A “Direita Monárquica”, no final do dia, é fundamentalmente apolítica. A própria essência da Política é estranho para ela. Na verdade, confunde política com ética, da mesma forma que a Esquerda confunde política com a moral. A Direita acredita que a Política é uma questão de honra, de coragem, de virtudes, do sacrifício, de heroísmo, isto é, no melhor dos casos, de qualidades militares. Ela vê a política como a continuação da guerra por outros meios, que inverte totalmente o aforismo de Clausewitz. Ela não entende que a política é apenas uma ocupação, uma arte, algo que tem por objetivo definir cuidadosamente o melhor, mas não a modo ideal de servir o bem comum – um bem, por sinal, que não pode simplesmente ser repartido. Ela não entende que a política é uma forma de arbitrar entre as aspirações contraditórias decorrentes da natureza humana, para arbitrar entre as necessidades de convivência cívica e as necessidades de auto-interesse.

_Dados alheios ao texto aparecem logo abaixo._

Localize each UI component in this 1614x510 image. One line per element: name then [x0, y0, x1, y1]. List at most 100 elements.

Quanto a mim, faz mais de um quarto de século desde que parei de me considerar pertencente a qualquer família da Direita e que eu parei de mostrar solidariedade com ela. Não há nenhum mistério aqui: já o disse e escrevi muitas vezes. Mas apesar disto, não considero que a Direita seja um assunto desinteressante. Nem penso que seja um assunto desprezível. Quando eu a critico – e eu sempre hesito antes de criticá-la, tanto porque não é apropriado atirar em um alvo tão fácil e por não querer me envolver com o movimento – sou forçado a generalizar, e quando se generaliza, sempre se corre o risco de ser injusto. Mas eu não ignoro seus méritos. Da mesma forma que as suas qualidades têm defeitos, suas falhas também têm qualidades. Em muitas ocasiões, a Direito era (e continua sendo) admirável por sua coragem, sua persistência e seu espírito de sacrifício. Todas essas qualidades, mas têm conseguido resultados tão escassos!

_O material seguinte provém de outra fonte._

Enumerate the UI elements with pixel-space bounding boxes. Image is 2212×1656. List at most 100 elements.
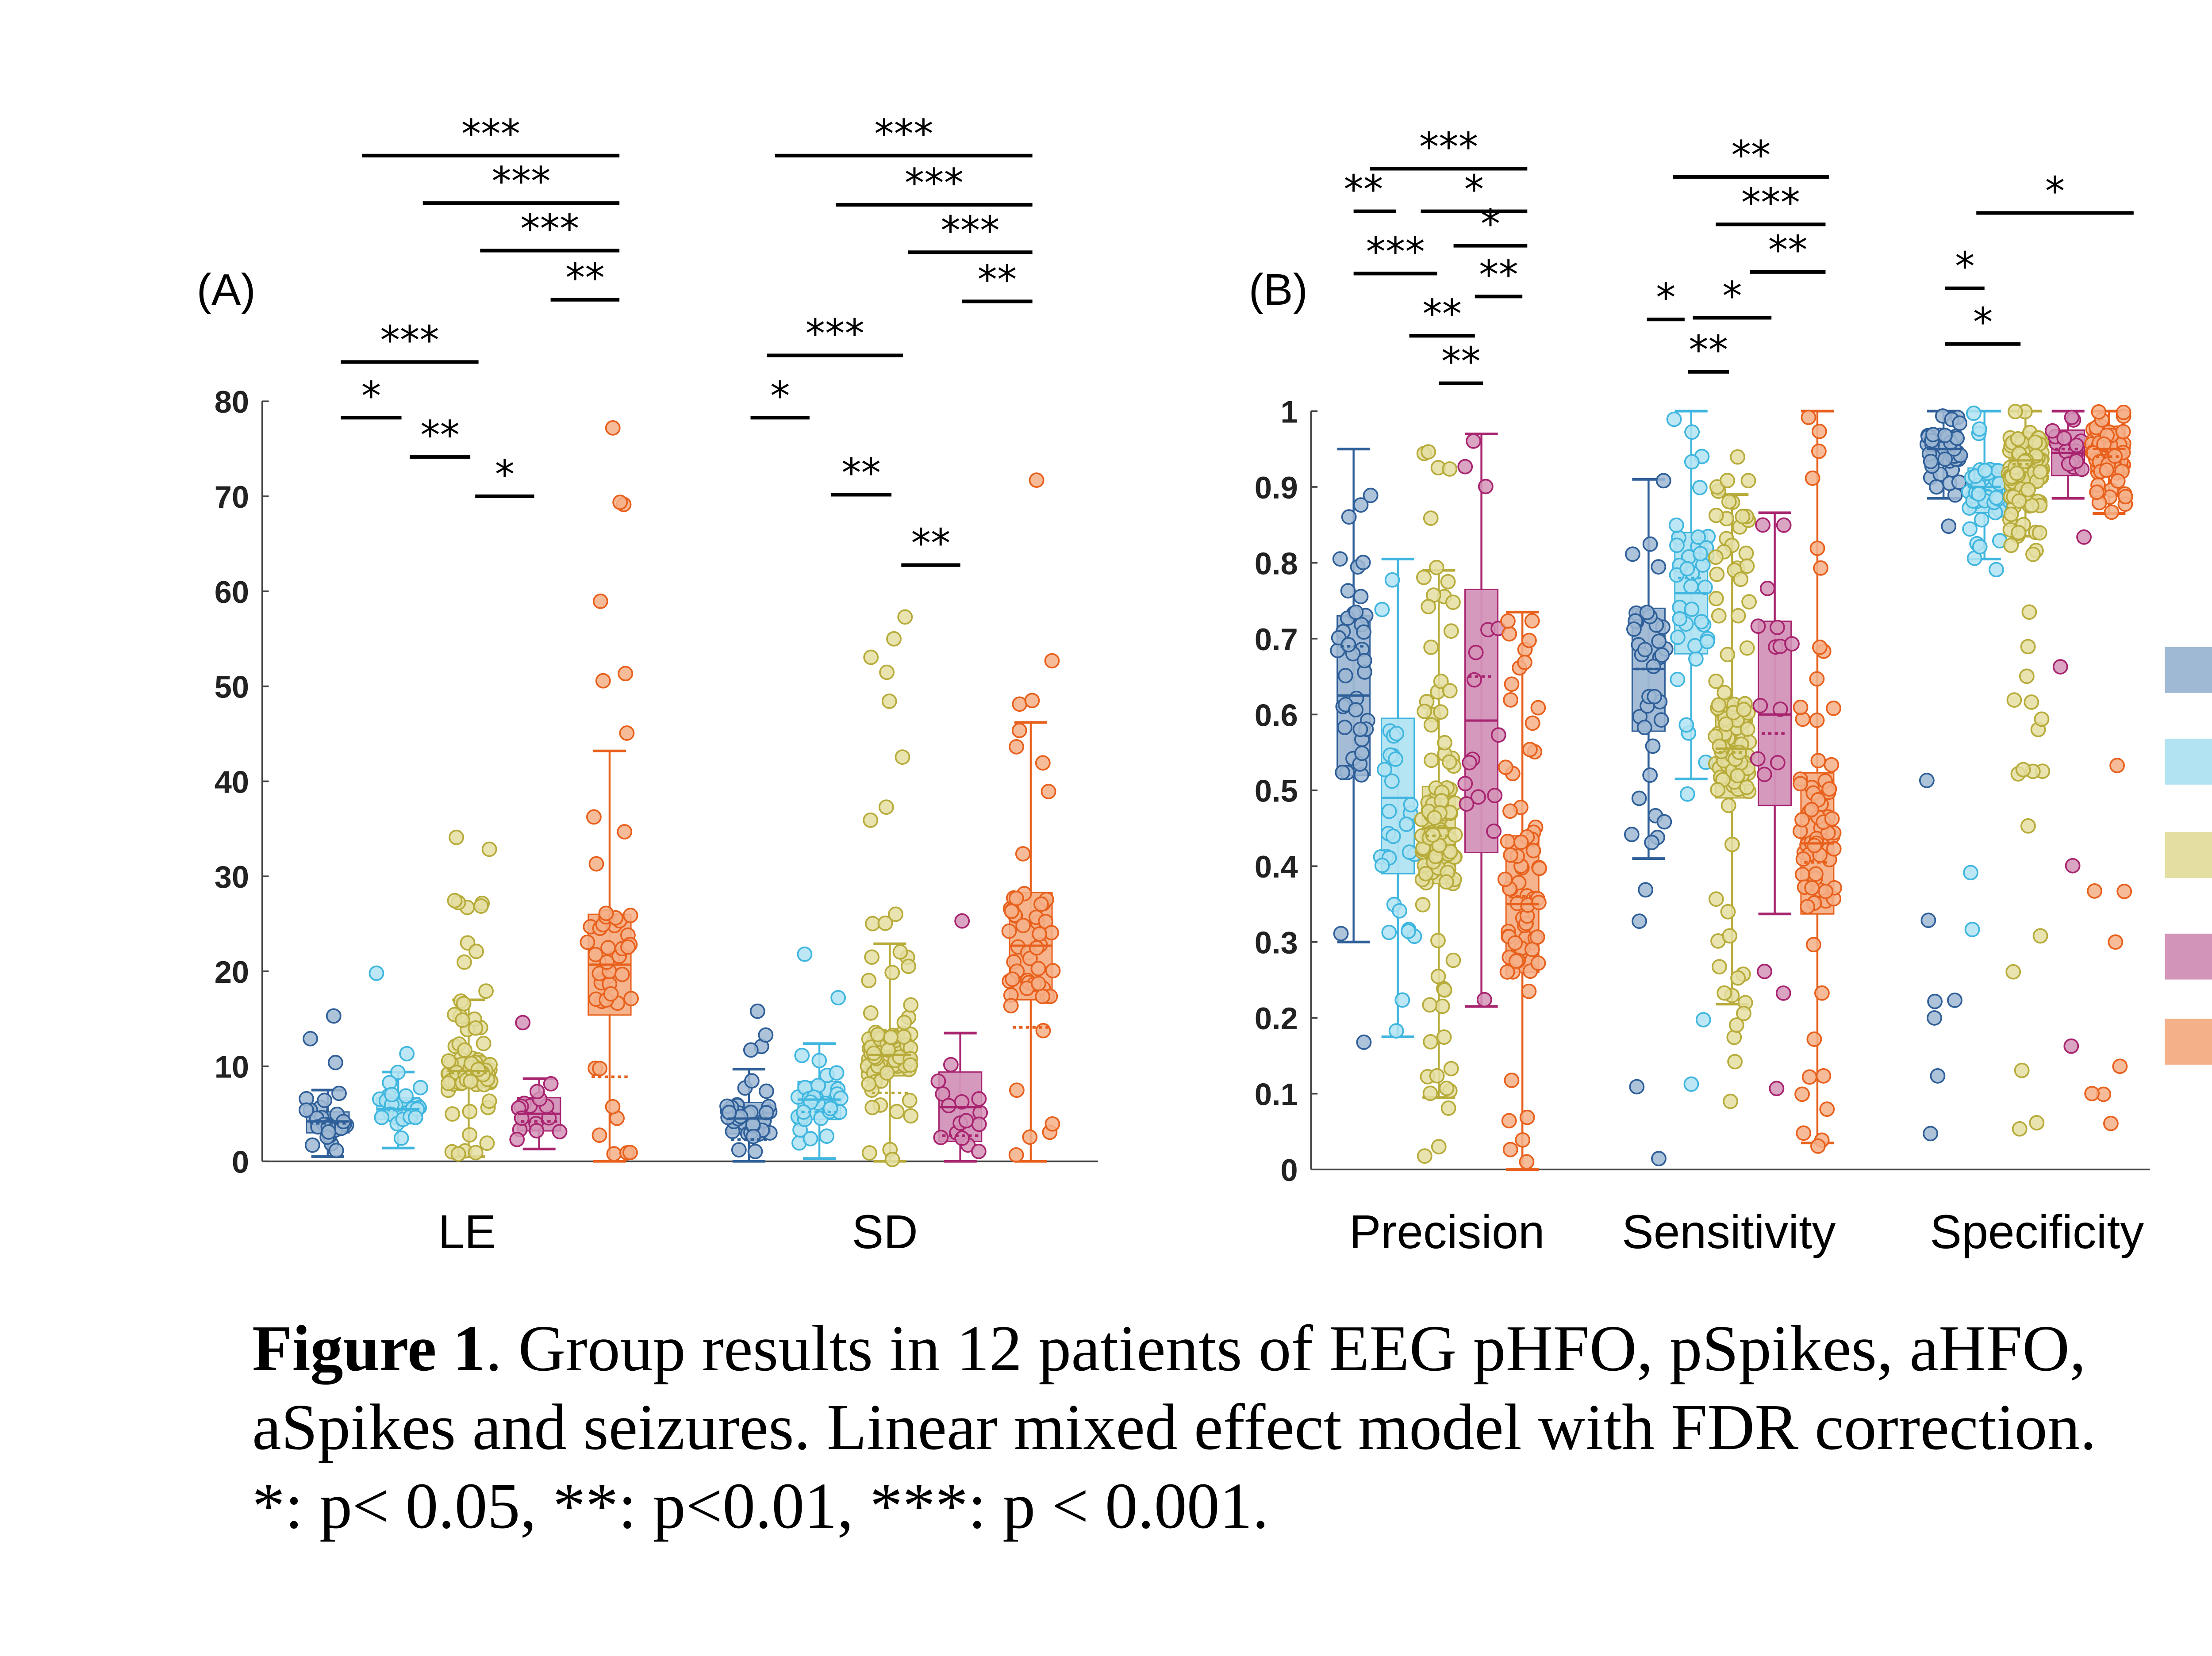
data-point	[879, 1065, 895, 1081]
data-point	[614, 966, 630, 982]
data-point	[1972, 539, 1988, 555]
data-point	[1500, 613, 1516, 629]
data-point	[1684, 424, 1700, 440]
significance-label: *	[495, 452, 515, 498]
data-point	[1720, 647, 1736, 663]
data-point	[1035, 755, 1051, 771]
data-point	[1335, 764, 1351, 780]
data-point	[2084, 1086, 2100, 1101]
data-point	[1776, 517, 1792, 533]
data-point	[1735, 509, 1751, 525]
data-point	[1377, 762, 1392, 778]
data-point	[2063, 1038, 2079, 1054]
data-point	[897, 609, 913, 625]
data-point	[1722, 928, 1738, 944]
data-point	[2045, 423, 2060, 439]
data-point	[1022, 1129, 1038, 1145]
data-point	[2028, 434, 2043, 450]
data-point	[2011, 493, 2027, 509]
data-point	[1826, 700, 1841, 716]
data-point	[1812, 639, 1828, 655]
data-point	[2089, 484, 2104, 500]
data-point	[1504, 1073, 1520, 1088]
significance-label: **	[1344, 166, 1383, 212]
data-point	[1443, 623, 1459, 639]
data-point	[1626, 621, 1642, 637]
data-point	[1436, 982, 1452, 998]
box-Seizure	[1750, 511, 1800, 1096]
data-point	[1711, 697, 1727, 713]
data-point	[2096, 436, 2112, 452]
panel-b: 0 0.1 0.2 0.3 0.4 0.5 0.6 0.7 0.8 0.9 1 (B) Precisio…	[1249, 124, 2150, 1258]
box-Seizure	[2045, 410, 2092, 1054]
data-point	[2115, 424, 2131, 440]
data-point	[1683, 579, 1699, 594]
data-point	[1809, 540, 1825, 556]
data-point	[449, 829, 465, 845]
data-point	[943, 1057, 959, 1073]
significance-label: ***	[1741, 180, 1800, 226]
data-point	[2020, 818, 2036, 834]
data-point	[1669, 537, 1685, 553]
category-label: Precision	[1349, 1205, 1545, 1258]
data-point	[1423, 510, 1439, 526]
data-point	[1530, 955, 1546, 971]
significance-label: ***	[1366, 229, 1425, 275]
significance-label: *	[361, 373, 381, 419]
caption-label: Figure 1	[252, 1312, 486, 1385]
data-point	[1962, 521, 1978, 537]
data-point	[2103, 1116, 2119, 1131]
data-point	[1001, 923, 1017, 939]
data-point	[543, 1076, 559, 1092]
significance-label: **	[1441, 338, 1481, 384]
data-point	[1531, 895, 1547, 910]
data-point	[884, 1152, 900, 1167]
box-pHFO	[719, 1003, 778, 1163]
y-tick-label: 0	[232, 1145, 249, 1180]
data-point	[456, 996, 472, 1012]
data-point	[1800, 899, 1815, 915]
data-point	[1720, 472, 1736, 488]
panel-label: (B)	[1249, 265, 1308, 314]
data-point	[1442, 683, 1458, 698]
box-pSpike	[1666, 410, 1716, 1092]
data-point	[1974, 512, 1989, 528]
data-point	[1030, 961, 1046, 977]
data-point	[328, 1142, 344, 1158]
data-point	[468, 1145, 484, 1161]
data-point	[2104, 504, 2120, 520]
data-point	[1374, 602, 1390, 617]
data-point	[1500, 833, 1516, 849]
y-tick-label: 10	[215, 1050, 249, 1085]
data-point	[1810, 753, 1826, 769]
data-point	[896, 1029, 912, 1045]
data-point	[2117, 489, 2133, 505]
data-point	[1032, 926, 1048, 942]
data-point	[1467, 672, 1482, 688]
data-point	[1521, 983, 1537, 999]
data-point	[1801, 1069, 1817, 1085]
data-point	[1459, 796, 1475, 812]
data-point	[1508, 953, 1524, 969]
data-point	[1708, 507, 1724, 523]
data-point	[866, 1045, 882, 1061]
data-point	[1519, 1154, 1535, 1170]
data-point	[1720, 797, 1736, 813]
caption-line-1: . Group results in 12 patients of EEG pH…	[485, 1312, 2086, 1385]
data-point	[1636, 720, 1652, 736]
data-point	[529, 1084, 545, 1100]
data-point	[1468, 644, 1484, 660]
data-point	[476, 1035, 492, 1051]
data-point	[1717, 985, 1732, 1001]
data-point	[1394, 992, 1410, 1008]
box-pSpike	[1373, 557, 1422, 1039]
data-point	[1035, 989, 1051, 1004]
data-point	[1009, 739, 1024, 755]
data-point	[1423, 639, 1439, 655]
data-point	[1447, 827, 1463, 843]
data-point	[1692, 479, 1708, 495]
data-point	[606, 1146, 622, 1162]
data-point	[1708, 673, 1724, 689]
data-point	[833, 1090, 849, 1106]
box-pSpike	[1961, 405, 2008, 937]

Vou acrescentar que eu não me reconheço como pertencente a qualquer família da Esquerda, que me poupa do desejo de querer ser “admitido”. Pode-se, sem dúvida, definir-me como alguém da extra-esquerda da extrema-direita ou um homem que tem idéias de esquerda e valores de direita. Isto me permite concordar igualmente bem com os homens de esquerda e com os homens de direita cada vez que eles afirmam idéias que considero justas. Mas, na verdade, eu não me importo com rótulos faz um bom tempo.

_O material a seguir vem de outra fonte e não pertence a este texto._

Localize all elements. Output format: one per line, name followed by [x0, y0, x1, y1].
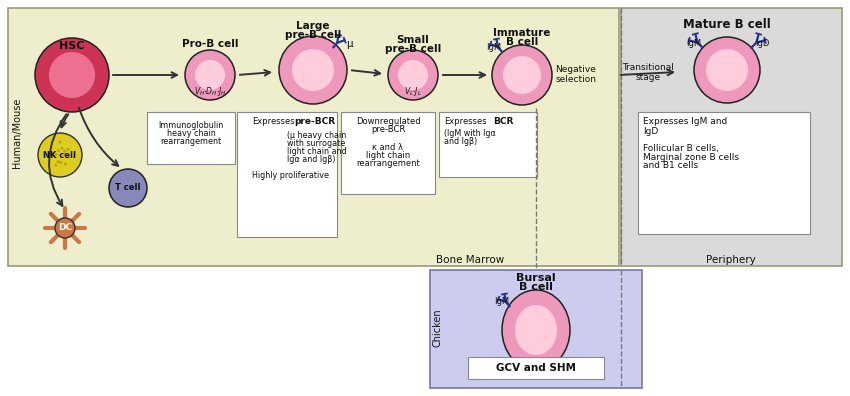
Text: IgD: IgD: [643, 126, 658, 135]
Text: Highly proliferative: Highly proliferative: [252, 171, 329, 179]
Circle shape: [38, 133, 82, 177]
Text: Pro-B cell: Pro-B cell: [182, 39, 238, 49]
Circle shape: [50, 152, 53, 155]
Text: Downregulated: Downregulated: [355, 118, 420, 126]
Text: IgD: IgD: [755, 38, 769, 48]
Text: Expresses: Expresses: [252, 118, 295, 126]
FancyBboxPatch shape: [8, 8, 619, 266]
Text: (μ heavy chain: (μ heavy chain: [287, 131, 346, 139]
Text: Immature: Immature: [493, 28, 551, 38]
Text: B cell: B cell: [506, 37, 538, 47]
Circle shape: [64, 152, 66, 156]
Text: Follicular B cells,: Follicular B cells,: [643, 143, 719, 152]
Text: (IgM with Igα: (IgM with Igα: [444, 128, 496, 137]
Text: Bone Marrow: Bone Marrow: [436, 255, 504, 265]
Ellipse shape: [502, 290, 570, 370]
FancyBboxPatch shape: [147, 112, 235, 164]
Text: BCR: BCR: [493, 118, 513, 126]
Ellipse shape: [515, 305, 557, 355]
Text: with surrogate: with surrogate: [287, 139, 345, 147]
Circle shape: [54, 164, 58, 167]
Circle shape: [49, 52, 95, 98]
Text: light chain and: light chain and: [287, 147, 347, 156]
Text: Immunoglobulin: Immunoglobulin: [158, 120, 224, 129]
Text: light chain: light chain: [366, 150, 410, 160]
Text: heavy chain: heavy chain: [167, 128, 215, 137]
Text: Expresses IgM and: Expresses IgM and: [643, 118, 728, 126]
FancyBboxPatch shape: [430, 270, 642, 388]
Circle shape: [57, 160, 60, 163]
Text: DC: DC: [58, 223, 72, 232]
Circle shape: [59, 141, 61, 144]
Text: Negative: Negative: [556, 65, 597, 74]
Circle shape: [185, 50, 235, 100]
Text: GCV and SHM: GCV and SHM: [496, 363, 576, 373]
Text: IgM: IgM: [495, 297, 509, 307]
Text: NK cell: NK cell: [43, 150, 76, 160]
Circle shape: [503, 56, 541, 94]
Circle shape: [66, 148, 70, 151]
Text: and Igβ): and Igβ): [444, 137, 477, 145]
Text: stage: stage: [636, 72, 660, 82]
Circle shape: [706, 49, 748, 91]
Circle shape: [50, 155, 54, 158]
Circle shape: [694, 37, 760, 103]
Circle shape: [292, 49, 334, 91]
Text: Bursal: Bursal: [516, 273, 556, 283]
FancyBboxPatch shape: [638, 112, 810, 234]
Circle shape: [60, 161, 62, 164]
FancyBboxPatch shape: [468, 357, 604, 379]
Text: μ: μ: [346, 39, 352, 49]
Text: IgM: IgM: [486, 42, 501, 51]
Text: HSC: HSC: [60, 41, 85, 51]
Text: IgM: IgM: [687, 38, 701, 48]
FancyBboxPatch shape: [621, 8, 842, 266]
Circle shape: [55, 218, 75, 238]
Circle shape: [64, 163, 67, 166]
Circle shape: [195, 60, 225, 90]
Text: Chicken: Chicken: [433, 309, 443, 347]
FancyBboxPatch shape: [439, 112, 537, 177]
Circle shape: [109, 169, 147, 207]
Text: pre-B cell: pre-B cell: [285, 30, 341, 40]
Circle shape: [398, 60, 428, 90]
Text: $V_H{\cdot}D_H{\cdot}J_H$: $V_H{\cdot}D_H{\cdot}J_H$: [194, 86, 226, 99]
Text: Large: Large: [297, 21, 330, 31]
FancyBboxPatch shape: [237, 112, 337, 237]
Text: Small: Small: [397, 35, 429, 45]
Circle shape: [63, 150, 66, 152]
Circle shape: [52, 154, 54, 156]
Text: $V_L{\cdot}J_L$: $V_L{\cdot}J_L$: [404, 86, 422, 99]
Circle shape: [35, 38, 109, 112]
Text: Marginal zone B cells: Marginal zone B cells: [643, 152, 739, 162]
Text: Igα and Igβ): Igα and Igβ): [287, 154, 336, 164]
Text: κ and λ: κ and λ: [372, 143, 404, 152]
FancyBboxPatch shape: [341, 112, 435, 194]
Text: Expresses: Expresses: [444, 118, 486, 126]
Text: pre-B cell: pre-B cell: [385, 44, 441, 54]
Text: rearrangement: rearrangement: [161, 137, 222, 145]
Text: Periphery: Periphery: [706, 255, 756, 265]
Text: B cell: B cell: [519, 282, 553, 292]
Text: rearrangement: rearrangement: [356, 158, 420, 168]
Text: and B1 cells: and B1 cells: [643, 162, 698, 171]
Circle shape: [279, 36, 347, 104]
Circle shape: [388, 50, 438, 100]
Circle shape: [61, 147, 64, 150]
Circle shape: [492, 45, 552, 105]
Circle shape: [50, 153, 53, 156]
Text: pre-BCR: pre-BCR: [371, 126, 405, 135]
Text: selection: selection: [556, 74, 597, 84]
Text: Mature B cell: Mature B cell: [683, 17, 771, 30]
Circle shape: [57, 149, 60, 152]
Text: Transitional: Transitional: [622, 63, 674, 72]
Text: pre-BCR: pre-BCR: [294, 118, 335, 126]
Text: Human/Mouse: Human/Mouse: [12, 98, 22, 168]
Circle shape: [54, 153, 58, 156]
Text: T cell: T cell: [116, 183, 141, 192]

Eu me importo tanto menos, já que a dupla Esquerda-Direita fica cada vez mais ineficaz como uma ferramenta analítica. O que é uma “posição da extrema-direita” sobre a ocupação americana do Iraque, e qual é a da “extrema-esquerda”? Não há simplesmente nenhuma: tanto no lado da Esquerda quanto no lado da Direita, esta ocupação tem opositores e apoiantes. É o mesmo para todos os problemas do nosso tempo: a integração Europeia, geopolítica, ecologia, a vinda da crise do petróleo, etc. A única coisa que importa é o que as pessoas pensam de uma questão precisa, não importa como eles se posicionam (ou se recusar a) no espectro político tradicional.